Thank you! And that’s so adorable! I just adore the image of Bruce, wide awake at 3 in the morning, applying concealer all over the swollen bruises acquired tonight.
The brush is thick and fluffy, designed to spread a generous amount while maintaining a smooth application, its bristles silver and pale. Dick thinks it belonged to Bruce’s mom, because he looks terribly sad using it.
“You should be asleep, “ Bruce sighs, not entirely delighted his ward is losing precious resting time.

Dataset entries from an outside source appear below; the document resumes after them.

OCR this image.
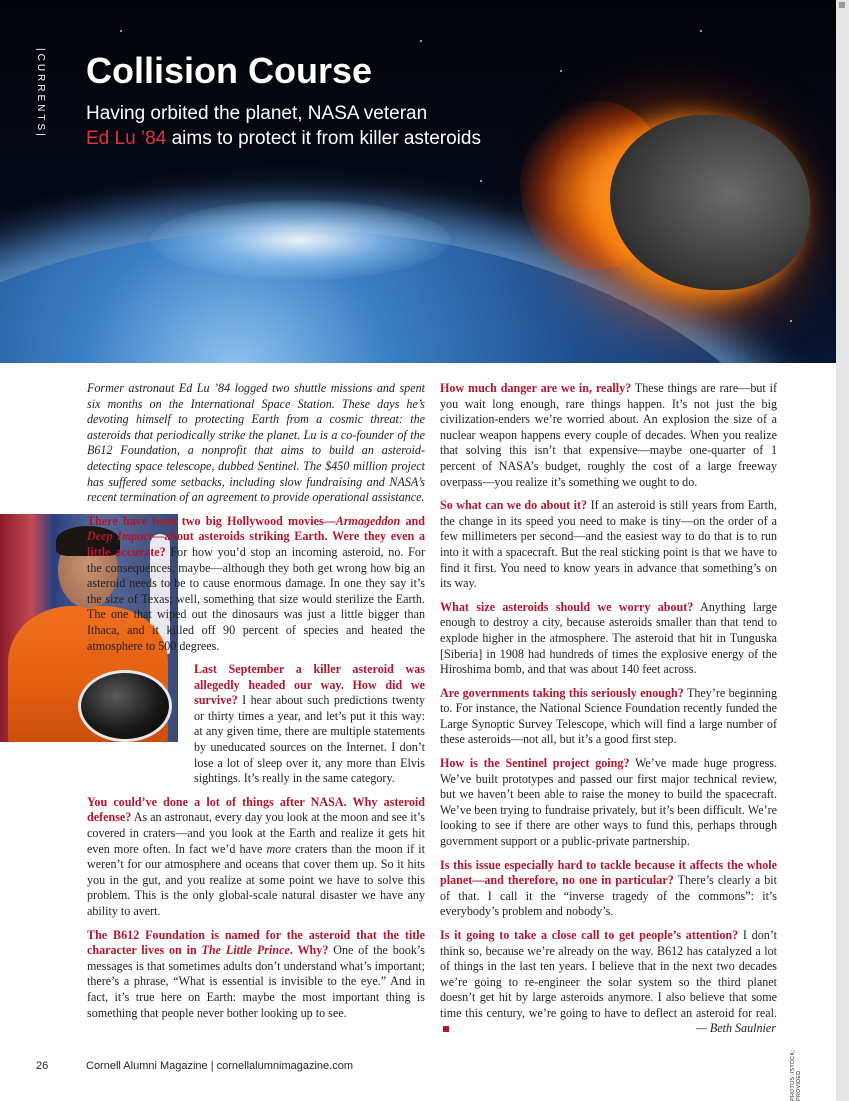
|CURRENTS| Collision Course

Having orbited the planet, NASA veteran
Ed Lu ’84 aims to protect it from killer asteroids

Former astronaut Ed Lu ’84 logged two shuttle missions and spent six months on the International Space Station. These days he’s devoting himself to protecting Earth from a cosmic threat: the asteroids that periodically strike the planet. Lu is a co-founder of the B612 Foundation, a nonprofit that aims to build an asteroid-detecting space telescope, dubbed Sentinel. The $450 million project has suffered some setbacks, including slow fundraising and NASA’s recent termination of an agreement to provide operational assistance.

There have been two big Hollywood movies—Armageddon and Deep Impact—about asteroids striking Earth. Were they even a little accurate? For how you’d stop an incoming asteroid, no. For the consequences, maybe—although they both get wrong how big an asteroid needs to be to cause enormous damage. In one they say it’s the size of Texas; well, something that size would sterilize the Earth. The one that wiped out the dinosaurs was just a little bigger than Ithaca, and it killed off 90 percent of species and heated the atmosphere to 500 degrees.

Last September a killer asteroid was allegedly headed our way. How did we survive? I hear about such predictions twenty or thirty times a year, and let’s put it this way: at any given time, there are multiple statements by uneducated sources on the Internet. I don’t lose a lot of sleep over it, any more than Elvis sightings. It’s really in the same category.

You could’ve done a lot of things after NASA. Why asteroid defense? As an astronaut, every day you look at the moon and see it’s covered in craters—and you look at the Earth and realize it gets hit even more often. In fact we’d have more craters than the moon if it weren’t for our atmosphere and oceans that cover them up. So it hits you in the gut, and you realize at some point we have to solve this problem. This is the only global-scale natural disaster we have any ability to avert.

The B612 Foundation is named for the asteroid that the title character lives on in The Little Prince. Why? One of the book’s messages is that sometimes adults don’t understand what’s important; there’s a phrase, “What is essential is invisible to the eye.” And in fact, it’s true here on Earth: maybe the most important thing is something that people never bother looking up to see.

How much danger are we in, really? These things are rare—but if you wait long enough, rare things happen. It’s not just the big civilization-enders we’re worried about. An explosion the size of a nuclear weapon happens every couple of decades. When you realize that solving this isn’t that expensive—maybe one-quarter of 1 percent of NASA’s budget, roughly the cost of a large freeway overpass—you realize it’s something we ought to do.

So what can we do about it? If an asteroid is still years from Earth, the change in its speed you need to make is tiny—on the order of a few millimeters per second—and the easiest way to do that is to run into it with a spacecraft. But the real sticking point is that we have to find it first. You need to know years in advance that something’s on its way.

What size asteroids should we worry about? Anything large enough to destroy a city, because asteroids smaller than that tend to explode higher in the atmosphere. The asteroid that hit in Tunguska [Siberia] in 1908 had hundreds of times the explosive energy of the Hiroshima bomb, and that was about 140 feet across.

Are governments taking this seriously enough? They’re beginning to. For instance, the National Science Foundation recently funded the Large Synoptic Survey Telescope, which will find a large number of these asteroids—not all, but it’s a good first step.

How is the Sentinel project going? We’ve made huge progress. We’ve built prototypes and passed our first major technical review, but we haven’t been able to raise the money to build the spacecraft. We’ve been trying to fundraise privately, but it’s been difficult. We’re looking to see if there are other ways to fund this, perhaps through government support or a public-private partnership.

Is this issue especially hard to tackle because it affects the whole planet—and therefore, no one in particular? There’s clearly a bit of that. I call it the “inverse tragedy of the commons”: it’s everybody’s problem and nobody’s.

Is it going to take a close call to get people’s attention? I don’t think so, because we’re already on the way. B612 has catalyzed a lot of things in the last ten years. I believe that in the next two decades we’re going to re-engineer the solar system so the third planet doesn’t get hit by large asteroids anymore. I also believe that some time this century, we’re going to have to deflect an asteroid for real.

— Beth Saulnier
PHOTOS: ISTOCK; PROVIDED
26	Cornell Alumni Magazine | cornellalumnimagazine.com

He’s read, clearly, that children need a minimal 8 hours of sleep.
“So should you! What are you doing up?”
“Getting ready for a meeting at 7.”
“You’re like, really pretty.”
Bruce pauses, skin blossoming with sudden, flustered heat, “Oh, thank you, Dickie, that’s very kind—“
Dick’s smile beams like moonlight, “So you agree. You think you’re really pretty.”

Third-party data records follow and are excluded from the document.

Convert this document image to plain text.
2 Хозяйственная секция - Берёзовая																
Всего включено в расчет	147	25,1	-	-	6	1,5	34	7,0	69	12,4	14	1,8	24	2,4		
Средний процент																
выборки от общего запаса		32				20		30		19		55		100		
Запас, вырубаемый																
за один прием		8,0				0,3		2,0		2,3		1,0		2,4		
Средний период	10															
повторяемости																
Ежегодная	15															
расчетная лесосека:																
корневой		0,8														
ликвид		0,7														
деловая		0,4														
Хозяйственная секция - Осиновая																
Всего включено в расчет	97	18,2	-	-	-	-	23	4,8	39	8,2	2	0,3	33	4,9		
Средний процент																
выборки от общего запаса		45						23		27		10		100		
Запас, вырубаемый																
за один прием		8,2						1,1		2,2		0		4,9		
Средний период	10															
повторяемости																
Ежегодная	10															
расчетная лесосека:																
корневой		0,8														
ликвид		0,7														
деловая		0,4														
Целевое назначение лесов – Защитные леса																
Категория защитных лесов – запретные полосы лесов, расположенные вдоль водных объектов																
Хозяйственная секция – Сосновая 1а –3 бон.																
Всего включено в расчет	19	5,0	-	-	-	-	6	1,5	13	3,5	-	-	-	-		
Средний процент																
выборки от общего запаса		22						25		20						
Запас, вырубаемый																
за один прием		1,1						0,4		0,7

“…I haven’t watched a single movie in 12 years, so, I think that joke is wasted.”
“Dammit. Thanks a lot, trauma.”
Oh, but Jason? The tiny boy could watch Bruce for hours. His face is so interesting. B’s eyelashes are so long, and his eyes are such a pretty hazel, just like Catherine’s, and his smile is awesome.

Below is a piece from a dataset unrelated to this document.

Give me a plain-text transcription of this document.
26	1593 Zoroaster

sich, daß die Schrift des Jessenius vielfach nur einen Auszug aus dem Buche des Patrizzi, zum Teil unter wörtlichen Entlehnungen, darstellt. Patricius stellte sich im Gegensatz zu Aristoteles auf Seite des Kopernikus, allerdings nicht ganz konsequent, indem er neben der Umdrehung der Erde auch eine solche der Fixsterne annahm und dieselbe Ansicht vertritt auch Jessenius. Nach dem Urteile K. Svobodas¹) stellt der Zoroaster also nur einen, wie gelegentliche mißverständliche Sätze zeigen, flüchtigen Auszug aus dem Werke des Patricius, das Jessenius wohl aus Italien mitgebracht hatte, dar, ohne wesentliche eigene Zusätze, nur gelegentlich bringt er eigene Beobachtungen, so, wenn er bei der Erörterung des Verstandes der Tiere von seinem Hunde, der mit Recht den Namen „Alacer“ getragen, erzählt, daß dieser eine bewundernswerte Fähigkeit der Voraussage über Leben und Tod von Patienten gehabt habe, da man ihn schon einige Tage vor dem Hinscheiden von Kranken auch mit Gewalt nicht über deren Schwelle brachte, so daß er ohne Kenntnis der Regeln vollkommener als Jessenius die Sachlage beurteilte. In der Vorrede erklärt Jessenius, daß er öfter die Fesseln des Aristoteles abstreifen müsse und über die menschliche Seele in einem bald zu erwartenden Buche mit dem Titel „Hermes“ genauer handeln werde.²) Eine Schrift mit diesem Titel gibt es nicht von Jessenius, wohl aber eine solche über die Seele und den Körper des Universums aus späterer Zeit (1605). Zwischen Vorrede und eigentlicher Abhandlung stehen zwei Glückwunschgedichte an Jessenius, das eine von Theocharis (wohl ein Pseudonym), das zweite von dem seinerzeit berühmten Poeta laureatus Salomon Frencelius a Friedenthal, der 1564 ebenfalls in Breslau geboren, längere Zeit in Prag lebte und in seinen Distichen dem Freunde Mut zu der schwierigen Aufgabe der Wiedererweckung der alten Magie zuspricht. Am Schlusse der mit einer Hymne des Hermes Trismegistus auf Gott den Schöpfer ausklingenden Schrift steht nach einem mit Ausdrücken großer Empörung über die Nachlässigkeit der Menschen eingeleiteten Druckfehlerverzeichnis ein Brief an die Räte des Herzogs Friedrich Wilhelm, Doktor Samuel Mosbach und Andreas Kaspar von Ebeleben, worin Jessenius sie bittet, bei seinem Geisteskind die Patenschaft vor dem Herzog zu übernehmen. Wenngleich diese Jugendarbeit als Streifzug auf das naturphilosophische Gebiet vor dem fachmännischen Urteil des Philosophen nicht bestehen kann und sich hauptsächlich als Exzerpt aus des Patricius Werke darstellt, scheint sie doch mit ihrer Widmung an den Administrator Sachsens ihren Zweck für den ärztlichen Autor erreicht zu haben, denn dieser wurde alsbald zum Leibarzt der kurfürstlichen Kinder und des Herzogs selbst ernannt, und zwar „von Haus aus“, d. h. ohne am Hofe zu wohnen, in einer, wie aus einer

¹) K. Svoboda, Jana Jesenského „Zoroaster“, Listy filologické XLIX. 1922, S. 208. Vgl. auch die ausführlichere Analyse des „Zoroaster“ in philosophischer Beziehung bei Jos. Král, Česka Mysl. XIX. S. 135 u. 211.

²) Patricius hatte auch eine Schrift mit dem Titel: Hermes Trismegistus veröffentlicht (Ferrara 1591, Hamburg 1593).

He feels really special, because Bruce smiles for no camera, but when Jason asks him to take his picture, he does it without complaint.
“B, boys can be pretty too, right?”
Bruce pauses a bit, not entirely confident. Should he treat this as something casual? Should he break out the educational, but welcoming dialogue? Is it something else? Why aren’t there parenting classes?
“Hn. Yeah.”
“I think you’re the prettiest man in Gotham!”
“I’m afraid that’s not true, Jason.”
“What?! How come?!”
“Because the prettiest boy in Gotham is standing right in front of me.”
Tiny Jason squeaking and squealing joyfully while Bruce takes him in his arms, peppering his soft cheeks with kisses, while a teenage Dick rolls his eyes in the background, trying not to smile.